Kiran Subbaraman wrote:
> I noticed that some of the feeds are not parsed by Abdera, and also noticed
> some discussion on the list related to Feed validation. Based on this, these
> are the steps I follow to help determine if issues related to parsing a feed
> is an Abdera one, or just the malformed feed.
> 
> These are the feeds that I tried:
> - http://www.feedsfarm.com/frontpage/health/atom - Does not parse
> - http://www.feedsfarm.com/frontpage/health/rss - Parses
> - http://feeds.feedburner.com/techtarget/tsscom/home - Does not parse
> - http://www.oreillynet.com/pub/feed/1?format=rss1 - Parses
> and a few more.
> 
> Are these steps sufficient? Or do I need to perform any other checks, that
> could help?
> Thanks,
> Kiran
> 
> 
> Step 1
> -------
> Use FeedValidator, to check the validity of a feed. FeedValidator is
> available here: http://feedvalidator.org
> * Valid ATOM feeds are processed by Abdera. 
> * RSS processing is still being introduced into Abdera, therefore some valid
> RSS feeds may still not be processed by Abdera
> 
> Step 2
> -------
> In addition, also use curl to check if the feeds are being served correctly.

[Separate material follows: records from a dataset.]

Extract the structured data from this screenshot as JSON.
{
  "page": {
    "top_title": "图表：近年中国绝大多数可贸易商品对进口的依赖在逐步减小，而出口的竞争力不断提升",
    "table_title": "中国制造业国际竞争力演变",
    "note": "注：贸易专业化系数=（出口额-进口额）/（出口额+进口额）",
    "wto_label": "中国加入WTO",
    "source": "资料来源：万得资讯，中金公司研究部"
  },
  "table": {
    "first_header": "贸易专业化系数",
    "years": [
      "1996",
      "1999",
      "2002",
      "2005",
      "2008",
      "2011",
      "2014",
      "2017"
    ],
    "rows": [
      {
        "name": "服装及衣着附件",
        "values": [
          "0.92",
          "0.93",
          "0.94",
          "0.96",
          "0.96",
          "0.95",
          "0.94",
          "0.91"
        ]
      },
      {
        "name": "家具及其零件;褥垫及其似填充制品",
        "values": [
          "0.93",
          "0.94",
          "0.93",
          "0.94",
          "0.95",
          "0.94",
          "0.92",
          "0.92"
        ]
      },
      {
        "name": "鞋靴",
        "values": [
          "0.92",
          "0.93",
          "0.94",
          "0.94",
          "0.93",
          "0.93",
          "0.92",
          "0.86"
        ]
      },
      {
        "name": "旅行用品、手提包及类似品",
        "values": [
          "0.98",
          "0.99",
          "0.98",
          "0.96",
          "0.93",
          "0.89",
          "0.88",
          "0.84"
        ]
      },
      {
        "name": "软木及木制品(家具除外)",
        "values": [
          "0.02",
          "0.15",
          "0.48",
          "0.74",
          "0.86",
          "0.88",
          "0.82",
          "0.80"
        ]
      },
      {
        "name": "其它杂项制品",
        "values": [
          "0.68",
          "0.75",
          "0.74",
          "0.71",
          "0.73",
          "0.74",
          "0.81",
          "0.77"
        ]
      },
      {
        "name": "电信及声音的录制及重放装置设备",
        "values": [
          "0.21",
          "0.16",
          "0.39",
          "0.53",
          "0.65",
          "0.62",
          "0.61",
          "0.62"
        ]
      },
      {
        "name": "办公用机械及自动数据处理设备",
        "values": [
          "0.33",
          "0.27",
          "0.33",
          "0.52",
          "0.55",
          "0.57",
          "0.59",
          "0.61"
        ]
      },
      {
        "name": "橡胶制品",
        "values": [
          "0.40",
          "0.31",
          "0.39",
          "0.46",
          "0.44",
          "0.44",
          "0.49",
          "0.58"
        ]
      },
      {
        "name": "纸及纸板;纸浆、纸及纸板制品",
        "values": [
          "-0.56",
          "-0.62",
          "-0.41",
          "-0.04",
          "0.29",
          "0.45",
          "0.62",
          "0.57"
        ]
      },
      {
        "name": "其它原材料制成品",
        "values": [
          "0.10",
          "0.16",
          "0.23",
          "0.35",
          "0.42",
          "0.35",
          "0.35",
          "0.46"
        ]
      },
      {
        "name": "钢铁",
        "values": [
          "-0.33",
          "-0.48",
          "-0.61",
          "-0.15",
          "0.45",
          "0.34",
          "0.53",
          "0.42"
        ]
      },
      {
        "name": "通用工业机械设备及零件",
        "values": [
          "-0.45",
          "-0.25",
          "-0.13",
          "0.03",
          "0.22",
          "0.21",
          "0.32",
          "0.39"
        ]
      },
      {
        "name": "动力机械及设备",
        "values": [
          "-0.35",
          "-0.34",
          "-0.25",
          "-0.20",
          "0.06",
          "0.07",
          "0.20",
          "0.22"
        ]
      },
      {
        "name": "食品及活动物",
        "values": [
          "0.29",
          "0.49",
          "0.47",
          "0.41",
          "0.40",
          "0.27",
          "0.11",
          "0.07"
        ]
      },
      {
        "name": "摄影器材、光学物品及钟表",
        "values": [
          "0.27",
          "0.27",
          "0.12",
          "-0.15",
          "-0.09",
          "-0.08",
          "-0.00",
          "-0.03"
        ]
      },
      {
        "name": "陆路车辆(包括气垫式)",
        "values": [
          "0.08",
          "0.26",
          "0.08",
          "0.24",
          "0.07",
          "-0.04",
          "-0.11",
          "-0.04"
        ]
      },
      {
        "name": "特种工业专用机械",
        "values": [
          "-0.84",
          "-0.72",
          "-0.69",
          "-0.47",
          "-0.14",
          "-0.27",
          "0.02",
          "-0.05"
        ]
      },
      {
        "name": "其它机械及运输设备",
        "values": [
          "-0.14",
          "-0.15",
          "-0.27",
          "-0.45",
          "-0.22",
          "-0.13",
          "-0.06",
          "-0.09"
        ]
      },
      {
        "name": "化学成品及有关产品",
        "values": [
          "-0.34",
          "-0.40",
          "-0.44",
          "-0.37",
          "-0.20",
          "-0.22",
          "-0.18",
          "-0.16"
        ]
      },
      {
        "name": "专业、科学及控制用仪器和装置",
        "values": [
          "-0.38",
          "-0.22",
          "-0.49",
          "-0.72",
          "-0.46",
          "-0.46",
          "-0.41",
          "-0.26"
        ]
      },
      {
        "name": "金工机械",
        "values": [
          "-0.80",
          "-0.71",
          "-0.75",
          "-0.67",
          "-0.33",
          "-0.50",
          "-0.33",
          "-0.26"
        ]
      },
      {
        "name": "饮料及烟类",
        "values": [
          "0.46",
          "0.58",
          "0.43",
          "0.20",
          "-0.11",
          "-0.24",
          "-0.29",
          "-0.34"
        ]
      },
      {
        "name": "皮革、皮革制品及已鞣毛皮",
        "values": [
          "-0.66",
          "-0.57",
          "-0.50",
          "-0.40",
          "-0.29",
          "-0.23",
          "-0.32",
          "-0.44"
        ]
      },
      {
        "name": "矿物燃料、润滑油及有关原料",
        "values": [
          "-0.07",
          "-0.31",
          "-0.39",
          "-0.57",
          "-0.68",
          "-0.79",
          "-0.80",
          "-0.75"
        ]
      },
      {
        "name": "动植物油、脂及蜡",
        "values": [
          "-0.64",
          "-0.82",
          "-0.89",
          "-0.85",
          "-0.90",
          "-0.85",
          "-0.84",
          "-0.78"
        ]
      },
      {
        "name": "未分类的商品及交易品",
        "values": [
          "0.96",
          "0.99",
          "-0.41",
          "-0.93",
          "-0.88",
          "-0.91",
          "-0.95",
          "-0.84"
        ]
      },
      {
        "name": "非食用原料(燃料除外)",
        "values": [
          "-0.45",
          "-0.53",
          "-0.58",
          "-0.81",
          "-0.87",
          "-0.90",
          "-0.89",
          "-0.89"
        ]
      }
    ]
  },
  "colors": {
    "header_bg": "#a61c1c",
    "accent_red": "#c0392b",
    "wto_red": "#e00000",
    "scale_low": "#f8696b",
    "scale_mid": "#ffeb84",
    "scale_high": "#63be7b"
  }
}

> curl can be obtained from: http://curl.haxx.se/download.html
> Try this: curl -X GET http://news.google.com/?output=atom. In this
> particular example, Google will return a 403. Therefore the program needs to
> first establish a valid connection with Google, and then proceed with
> getting the feed content.
> 
> Step 3
> -------
> Have also created a sample Java program to determine if a feed can be
> processed.
> 
> import java.io.InputStream;
> import java.net.URL;
> 
> import org.apache.abdera.Abdera;
> import org.apache.abdera.model.Document;
> import org.apache.abdera.model.Feed;
> import org.apache.abdera.parser.Parser;
> 
> public class TestFeed {
> 
> 	public static void main(String[] args) throws Exception {
> 
> 		Parser parser = Abdera.getNewParser();
> 		InputStream input;
> 		try {
> 			input = new URL(args[0]).openStream();
> 			Document doc = (Document) parser.parse(input);
> 			Feed feed = (Feed) doc.getRoot();
> 			System.out.println("Feed can be parsed");
> 			System.out.println("Begin feed content -----");
> 			feed.writeTo(System.out);
> 			System.out.println("-------End feed content");
> 		} catch (Exception e) {
> 			e.printStackTrace();
> 		}
> 	}
> 
> }
>